チェンバロの先生とそんな話をしていたら、それならヴィオラ・ダ・ガンバはどうかと提案されまして。
私の認識上のヴィオラ・ダ・ガンバは、古楽の世界におけるチェロっぽい役割の楽器というざっくりとしたものでした。
が、チェロサイズのものだけでなく、ヴァイオリンサイズから大きいものまでいろいろあるのだそうです。
で、ヴァイオリンサイズのものでも、肩とあごで支えるのではなく、チェロのように立ててももの上に乗せて演奏するんですと!
つまり、私たちが普通に思い浮かべるヴァイオリンの構えではないわけです。これはまったく知らなかった!五十肩にも優しい楽器かもしれません。
ギター同様、指板にフレットがついているので、ヴァイオリンのように音程をつかむのが難しいということもありませんし、他にもヴァイオリンほど難しくない特徴がいくつもあるので、とっつきやすいですよ~って。
あえて欠点を探すと、古楽の楽器だからフランス近代音楽を演奏することはできないところかな(この年から始めてあの難しいヴァイオリンで近代音楽なんか弾けるようになるのか?という疑問は置いておく)。
ヴィオラ・ダ・ガンバをやりたい人の多くはやはりチェロサイズのあれを想定して来るそうで、そちらに人気が集中してヴァイオリンサイズを弾く人が少ないんだって。これはかえって好機ではないのか?

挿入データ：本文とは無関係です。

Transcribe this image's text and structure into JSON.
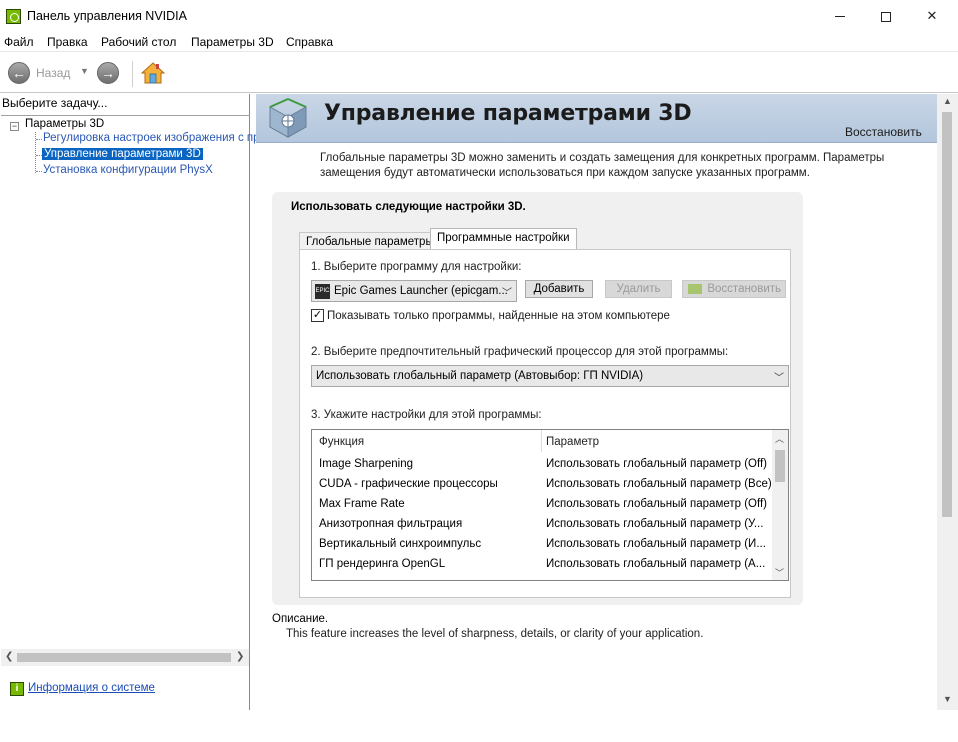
{
  "window": {
    "title": "Панель управления NVIDIA",
    "controls": {
      "minimize": "minimize",
      "maximize": "maximize",
      "close": "✕"
    }
  },
  "menu": [
    "Файл",
    "Правка",
    "Рабочий стол",
    "Параметры 3D",
    "Справка"
  ],
  "toolbar": {
    "back_label": "Назад",
    "back_icon": "arrow-left-icon",
    "forward_icon": "arrow-right-icon",
    "home_icon": "home-icon"
  },
  "sidebar": {
    "header": "Выберите задачу...",
    "root": {
      "expander": "−",
      "label": "Параметры 3D"
    },
    "items": [
      {
        "label": "Регулировка настроек изображения с пр",
        "selected": false
      },
      {
        "label": "Управление параметрами 3D",
        "selected": true
      },
      {
        "label": "Установка конфигурации PhysX",
        "selected": false
      }
    ],
    "system_info": "Информация о системе"
  },
  "page": {
    "title": "Управление параметрами 3D",
    "restore": "Восстановить",
    "intro": "Глобальные параметры 3D можно заменить и создать замещения для конкретных программ. Параметры замещения будут автоматически использоваться при каждом запуске указанных программ.",
    "panel_title": "Использовать следующие настройки 3D.",
    "tabs": [
      {
        "label": "Глобальные параметры",
        "active": false
      },
      {
        "label": "Программные настройки",
        "active": true
      }
    ],
    "step1": "1. Выберите программу для настройки:",
    "program_selected": "Epic Games Launcher (epicgam...",
    "program_icon_text": "EPIC",
    "buttons": {
      "add": "Добавить",
      "delete": "Удалить",
      "restore": "Восстановить"
    },
    "checkbox": {
      "checked": true,
      "mark": "✓",
      "label": "Показывать только программы, найденные на этом компьютере"
    },
    "step2": "2. Выберите предпочтительный графический процессор для этой программы:",
    "gpu_selected": "Использовать глобальный параметр (Автовыбор: ГП NVIDIA)",
    "step3": "3. Укажите настройки для этой программы:",
    "table": {
      "columns": [
        "Функция",
        "Параметр"
      ],
      "rows": [
        [
          "Image Sharpening",
          "Использовать глобальный параметр (Off)"
        ],
        [
          "CUDA - графические процессоры",
          "Использовать глобальный параметр (Все)"
        ],
        [
          "Max Frame Rate",
          "Использовать глобальный параметр (Off)"
        ],
        [
          "Анизотропная фильтрация",
          "Использовать глобальный параметр (У..."
        ],
        [
          "Вертикальный синхроимпульс",
          "Использовать глобальный параметр (И..."
        ],
        [
          "ГП рендеринга OpenGL",
          "Использовать глобальный параметр (А..."
        ]
      ]
    },
    "description_title": "Описание.",
    "description": "This feature increases the level of sharpness, details, or clarity of your application."
  },
  "colors": {
    "accent": "#0a64c2",
    "nvidia_green": "#76b900",
    "link": "#1a4db8",
    "banner": "#c0d0e2"
  }
}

音色も、ヴァイオリン属とヴィオラ・ダ・ガンバ属では違い、やはりそれは現代のピアノとチェンバロの音色の違いに相当するものです。
属が違うだけあって奏法にも違いがあるという点でも、ピアノとチェンバロの違いに似ている。
その音色と操作性(?)に合った音楽が生まれてきたわけで、それぞれに良いところがあるのでどちらかだけが好きとも良いとも言えません。

ちなみに、ヴィオラ・ダ・ガンバ属の楽器はヴァイオリン属の楽器よりもかなり安く手に入ることがわかりました。
チェンバロ同様、現代の職人が手作りしており、そうそう売れるものでもないからおそろしい値段かもしれないと思っていましたが、そこは安心しました。

まずは一度、生のコンサートでこの楽器たちを聴いてみよう!と思っています。